Une nouvelle administration, la solution?
Longueuil n’est pas la seule municipalité du Québec aux prises avec un phénomène de démolition de maisons unifamiliales. Certaines pratiques ont été dénoncées à Candiac, à Laval et à Québec, entre autres. Les candidats en lice pour la mairie de Longueuil sont tous bien au fait de l’enjeu de la «défiguration» de Longueuil.
Le candidat Jacques Létourneau, d’Action Longueuil, veut «éviter les projets d’horreur et favoriser le développement harmonieux». Il compte y arriver en encadrant le développement du parc immobilier et en créant un fonds financier pour la revitalisation des maisons ouvrières, entre autres.
Du côté de l’équipe de Coalition Longueuil, menée par Catherine Fournier, elle s’engage à «encadrer fermement le phénomène des démolitions de maisons unifamiliales pour favoriser une densification à échelle humaine». Cela passe par la mise sur pied d’un comité de démolition citoyen et une révision des normes architecturales pour les nouvelles constructions, par exemple.
Pour Josée Latendresse, de Longueuil Ensemble, il est évident que Longueuil est «en train d’être défigurée et dénaturée avec ces démolitions peu encadrées». D’après elle, les citoyens se sont mobilisés avec raison, et elle ajoute que la «préservation du tissu social de la ville, de sa dynamique et le caractère de son bâti sont importants».
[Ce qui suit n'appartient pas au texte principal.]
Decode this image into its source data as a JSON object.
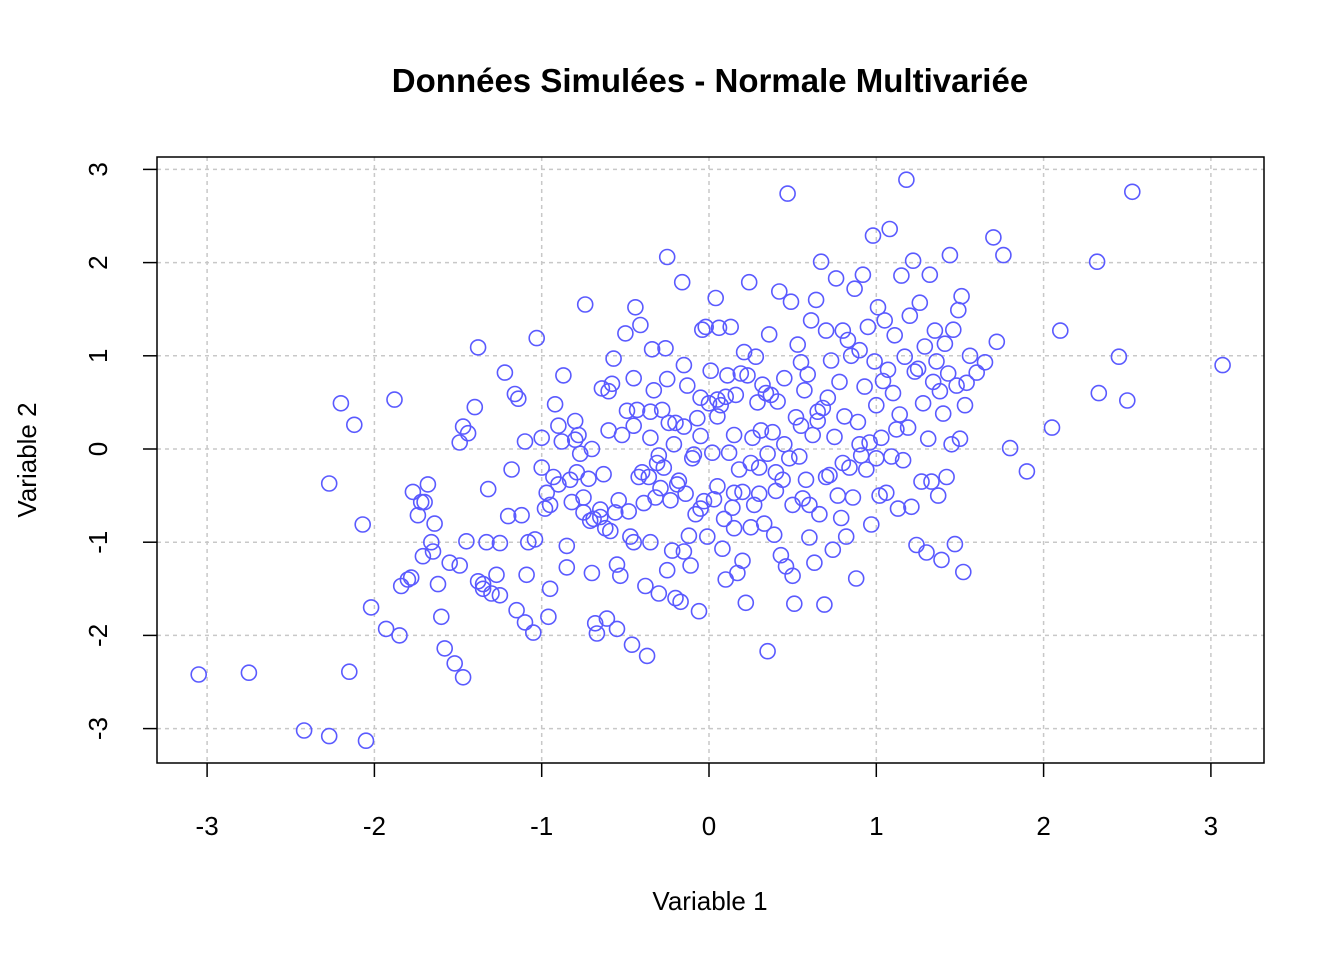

Finalement, Jean-Marc Léveillé, de Longueuil Citoyen, se dit préoccupé par l’enjeu, et il admet que Longueuil n’a pas un «cadre réglementaire suffisant pour encadrer les démotions et s’assurer d’avoir une densification cohérente». Il compte bien se doter d’une politique architecturale pour renforcir l’identité des quartiers, s’il est élu le 7 novembre prochain.